What is your thesis for companies driving companies out of business by driving down the price of shares and starving them of loan collateral?
Being frozen out implies you’re not able to liquidate your position.
There were other brokers who had no restrictions in trading these names. The ones who put up restrictions were simply undercapitalized.
As for IG, they have to hedge their risk so if all its customers are going long, it has to offset this net exposure and and go long the underlying. Since it’s putting up buying restrictions, it’s either 1) can’t find enough shares or 2) ithey can but the funding cost is too expensive for their biz model. It’s probably the latter.
Not really M8, Frozen out implies, you cant get in.
Never seen IG stop all trades. They occasionally partially fill. As for being undercapitalised, IG is the number one broker in the number 1 trading hub in the world. I think we both know what happened here.
Vlad the Stock Impaler has already stated multiple times (specifically r.e. Robinhood) that it was a liquidity issue. They received billions in Citadel injections. The shorts were caught off guard, the brokers were caught off guard, and retail pounced.
The shorts made their money back. (Bailed out)
Robinhood got their injections. (Bailed out)
Liquidity providers KILLED it in fees. (Bailed out)
And retail lost all their money. (Walked right into the trap. No bailout).
While some may find recent current events upsetting, this isn’t anything new.

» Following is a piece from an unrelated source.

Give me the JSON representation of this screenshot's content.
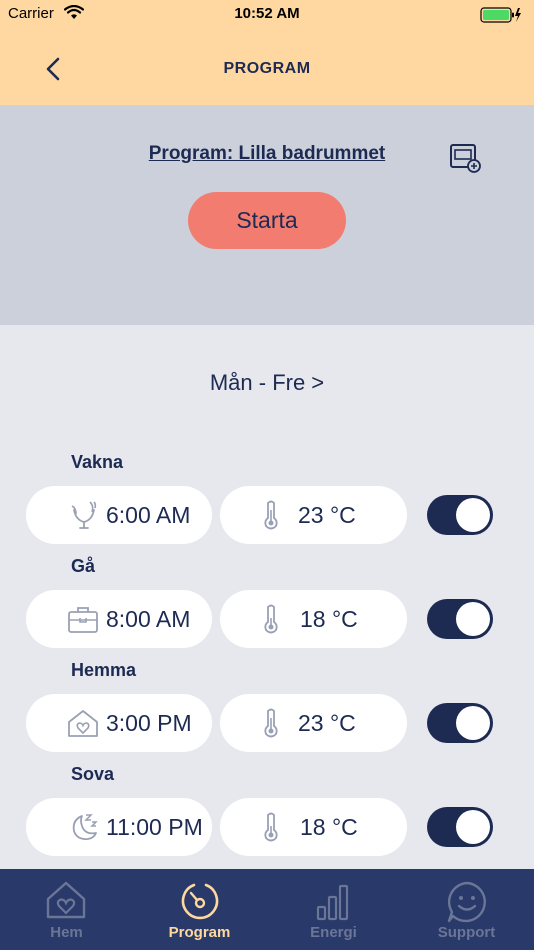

Retail traders will always be at a disadvantage. Are financial markets rigged in some shape or form? Absolutely. You see banks getting away with “wrist slaps” by just having to pay some fine after being found guilty whether it’s Barclays, Citigroup, JP Morgan, MUFG and RBS rigging the FX market or JPMorgan rigging the commodity markets.
You can complain about your broker, complain that you don’t like the rules, or that the game is rigged but it’s a waste of energy and time.
All you can do is be aware of what you’re getting into and accept it. Nobody is forcing you to compete in this rigged game but if you choose to play, then “man up”.
When you enter the “waters”, it’s full of huge sharks that are out to take your money. You just have to do your best to take money from them instead and lose less money than you take. It’s as simple as that.